Machine Learning – 3 Credits
This course explores the intersection of machine learning and computer security and offers an in-depth introduction to machine learning theory and methods. Students explore research problems in machine learning and its applications in security contexts. Topics include inductive learning, neural network approaches, computational learning theory, data mining, fraud detection, pattern recognition, and other contemporary applications.

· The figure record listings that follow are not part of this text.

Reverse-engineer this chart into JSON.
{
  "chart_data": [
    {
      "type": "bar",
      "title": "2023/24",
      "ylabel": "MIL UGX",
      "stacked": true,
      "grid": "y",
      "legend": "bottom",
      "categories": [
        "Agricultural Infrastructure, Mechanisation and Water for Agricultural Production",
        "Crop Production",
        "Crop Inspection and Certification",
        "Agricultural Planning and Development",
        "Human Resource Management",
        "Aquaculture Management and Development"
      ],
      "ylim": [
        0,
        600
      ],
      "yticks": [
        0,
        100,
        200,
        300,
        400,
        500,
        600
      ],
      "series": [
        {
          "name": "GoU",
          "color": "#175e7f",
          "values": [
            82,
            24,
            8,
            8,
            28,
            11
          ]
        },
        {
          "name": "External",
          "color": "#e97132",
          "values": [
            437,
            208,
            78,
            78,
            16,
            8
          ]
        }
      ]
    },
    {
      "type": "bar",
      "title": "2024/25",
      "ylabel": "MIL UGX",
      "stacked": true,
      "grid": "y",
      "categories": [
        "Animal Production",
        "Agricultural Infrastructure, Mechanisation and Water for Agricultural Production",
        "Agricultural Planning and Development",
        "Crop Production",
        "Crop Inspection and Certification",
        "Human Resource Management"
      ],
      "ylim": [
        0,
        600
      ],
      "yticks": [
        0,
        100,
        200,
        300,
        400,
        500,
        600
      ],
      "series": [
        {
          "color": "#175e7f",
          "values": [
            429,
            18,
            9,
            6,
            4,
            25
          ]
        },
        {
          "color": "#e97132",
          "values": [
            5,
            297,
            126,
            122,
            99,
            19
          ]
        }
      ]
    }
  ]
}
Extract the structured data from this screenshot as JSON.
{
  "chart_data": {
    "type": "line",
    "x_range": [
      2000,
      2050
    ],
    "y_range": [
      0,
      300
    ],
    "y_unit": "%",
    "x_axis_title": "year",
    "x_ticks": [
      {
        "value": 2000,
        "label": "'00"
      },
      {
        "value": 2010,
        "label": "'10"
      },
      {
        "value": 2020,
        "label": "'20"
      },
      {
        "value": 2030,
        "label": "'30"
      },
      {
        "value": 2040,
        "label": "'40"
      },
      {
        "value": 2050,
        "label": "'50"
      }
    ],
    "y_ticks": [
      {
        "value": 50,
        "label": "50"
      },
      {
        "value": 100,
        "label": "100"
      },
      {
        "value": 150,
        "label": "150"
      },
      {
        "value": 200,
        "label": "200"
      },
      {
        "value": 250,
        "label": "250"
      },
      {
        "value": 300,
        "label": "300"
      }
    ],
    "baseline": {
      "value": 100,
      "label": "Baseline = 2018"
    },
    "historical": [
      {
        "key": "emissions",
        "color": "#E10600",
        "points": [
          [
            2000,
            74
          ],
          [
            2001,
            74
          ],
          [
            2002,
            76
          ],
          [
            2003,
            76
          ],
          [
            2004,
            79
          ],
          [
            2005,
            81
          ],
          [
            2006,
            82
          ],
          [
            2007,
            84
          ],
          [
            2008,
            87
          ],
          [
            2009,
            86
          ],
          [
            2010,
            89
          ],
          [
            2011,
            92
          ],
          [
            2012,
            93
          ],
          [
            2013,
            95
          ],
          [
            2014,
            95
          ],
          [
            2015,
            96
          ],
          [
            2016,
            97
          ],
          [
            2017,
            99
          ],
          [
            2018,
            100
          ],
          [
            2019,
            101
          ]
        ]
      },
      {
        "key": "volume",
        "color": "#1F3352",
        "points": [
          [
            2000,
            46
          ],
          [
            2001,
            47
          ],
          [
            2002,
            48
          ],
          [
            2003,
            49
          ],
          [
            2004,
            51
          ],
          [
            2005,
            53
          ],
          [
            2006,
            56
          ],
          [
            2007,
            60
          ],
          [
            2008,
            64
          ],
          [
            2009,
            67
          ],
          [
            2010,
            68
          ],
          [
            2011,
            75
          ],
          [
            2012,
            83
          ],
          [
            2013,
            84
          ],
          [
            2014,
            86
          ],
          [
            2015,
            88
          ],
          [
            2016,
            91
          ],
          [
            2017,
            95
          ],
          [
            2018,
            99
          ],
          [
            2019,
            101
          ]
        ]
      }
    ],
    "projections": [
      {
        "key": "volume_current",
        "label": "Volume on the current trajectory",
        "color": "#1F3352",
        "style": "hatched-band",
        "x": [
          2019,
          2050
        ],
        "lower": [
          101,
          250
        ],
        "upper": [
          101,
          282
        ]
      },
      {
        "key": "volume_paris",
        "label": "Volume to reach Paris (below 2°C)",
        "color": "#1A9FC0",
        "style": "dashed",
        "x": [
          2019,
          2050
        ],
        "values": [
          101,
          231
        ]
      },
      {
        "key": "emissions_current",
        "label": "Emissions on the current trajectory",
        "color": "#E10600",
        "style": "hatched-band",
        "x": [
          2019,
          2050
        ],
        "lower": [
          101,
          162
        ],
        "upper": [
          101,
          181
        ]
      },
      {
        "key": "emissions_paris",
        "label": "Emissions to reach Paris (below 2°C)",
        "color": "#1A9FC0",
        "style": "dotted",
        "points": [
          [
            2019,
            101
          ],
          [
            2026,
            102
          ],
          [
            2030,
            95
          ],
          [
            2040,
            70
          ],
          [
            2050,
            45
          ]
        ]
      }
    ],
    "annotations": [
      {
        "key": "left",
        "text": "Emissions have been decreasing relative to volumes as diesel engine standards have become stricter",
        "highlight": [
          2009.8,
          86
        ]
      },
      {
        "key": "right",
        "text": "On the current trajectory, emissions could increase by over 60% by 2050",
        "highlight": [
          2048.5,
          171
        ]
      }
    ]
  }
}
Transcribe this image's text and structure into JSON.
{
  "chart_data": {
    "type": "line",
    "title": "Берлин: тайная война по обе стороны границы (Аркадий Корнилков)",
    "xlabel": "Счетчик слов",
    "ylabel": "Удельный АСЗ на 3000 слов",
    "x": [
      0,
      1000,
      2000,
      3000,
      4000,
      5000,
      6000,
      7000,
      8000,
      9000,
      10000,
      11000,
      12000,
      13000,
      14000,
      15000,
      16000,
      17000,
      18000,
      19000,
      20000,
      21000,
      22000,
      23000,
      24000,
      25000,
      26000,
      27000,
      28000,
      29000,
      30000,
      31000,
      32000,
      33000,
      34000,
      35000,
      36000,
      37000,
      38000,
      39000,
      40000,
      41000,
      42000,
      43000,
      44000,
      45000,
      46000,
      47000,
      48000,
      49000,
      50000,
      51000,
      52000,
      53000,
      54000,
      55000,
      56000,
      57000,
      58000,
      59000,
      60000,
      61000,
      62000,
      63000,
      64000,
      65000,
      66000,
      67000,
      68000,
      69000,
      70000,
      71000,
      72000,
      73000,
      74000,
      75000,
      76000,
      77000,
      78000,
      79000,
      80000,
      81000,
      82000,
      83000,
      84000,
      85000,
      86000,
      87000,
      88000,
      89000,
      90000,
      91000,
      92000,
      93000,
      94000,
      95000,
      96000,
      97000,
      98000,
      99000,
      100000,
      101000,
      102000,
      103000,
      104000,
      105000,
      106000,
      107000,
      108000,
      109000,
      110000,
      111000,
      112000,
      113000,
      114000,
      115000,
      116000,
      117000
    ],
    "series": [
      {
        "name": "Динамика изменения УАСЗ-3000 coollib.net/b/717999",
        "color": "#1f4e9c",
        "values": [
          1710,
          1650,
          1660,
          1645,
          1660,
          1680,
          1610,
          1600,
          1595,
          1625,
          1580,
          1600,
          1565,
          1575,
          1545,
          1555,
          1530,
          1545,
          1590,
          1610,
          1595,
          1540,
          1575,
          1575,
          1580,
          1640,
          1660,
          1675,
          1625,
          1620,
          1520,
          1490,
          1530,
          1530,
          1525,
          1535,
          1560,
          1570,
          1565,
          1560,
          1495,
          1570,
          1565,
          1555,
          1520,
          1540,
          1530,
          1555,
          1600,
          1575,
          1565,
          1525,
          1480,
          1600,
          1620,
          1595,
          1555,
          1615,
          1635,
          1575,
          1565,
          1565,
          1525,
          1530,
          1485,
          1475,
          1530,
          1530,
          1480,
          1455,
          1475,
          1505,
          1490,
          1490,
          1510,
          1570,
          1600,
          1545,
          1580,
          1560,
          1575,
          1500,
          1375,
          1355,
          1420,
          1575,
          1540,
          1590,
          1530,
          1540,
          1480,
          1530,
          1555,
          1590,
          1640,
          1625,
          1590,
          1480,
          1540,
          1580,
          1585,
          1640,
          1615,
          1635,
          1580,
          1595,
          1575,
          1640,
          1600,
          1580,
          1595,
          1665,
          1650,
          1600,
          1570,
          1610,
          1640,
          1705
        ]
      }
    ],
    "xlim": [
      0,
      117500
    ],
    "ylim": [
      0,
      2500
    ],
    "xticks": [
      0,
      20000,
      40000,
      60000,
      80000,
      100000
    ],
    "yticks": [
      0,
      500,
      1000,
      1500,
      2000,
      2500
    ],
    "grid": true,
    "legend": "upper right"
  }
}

This course provides an overview of classical and public-key cryptography. Topics include classical cryptosystems and their cryptanalysis, RSA and other public key cryptosystems, pseudo-random sequences, zero-knowledge protocols, related ethical and social concerns.
Biometrics – 3 Credits
This course introduces biometric technologies and modalities including fingerprint recognition, iris recognition, and facial recognition. Students experiment with several types of biometric authentications including fingerprint scanning, retinal scanning, facial recognition, and voice analysis. Students work with the sciences and technologies used to measure and analyze unique biological traits to safeguard identity, and learn about emerging trends in the industry.
Immersions allow students to meet and collaborate with their peers, learn from guest speakers who are industry experts, and participate in collaborative workshops. Immersions are held on campus Friday through Sunday of the first week of the semester starting in Fall 2017. Students will be required to attend at least one immersion that is not offered for credit during the degree program.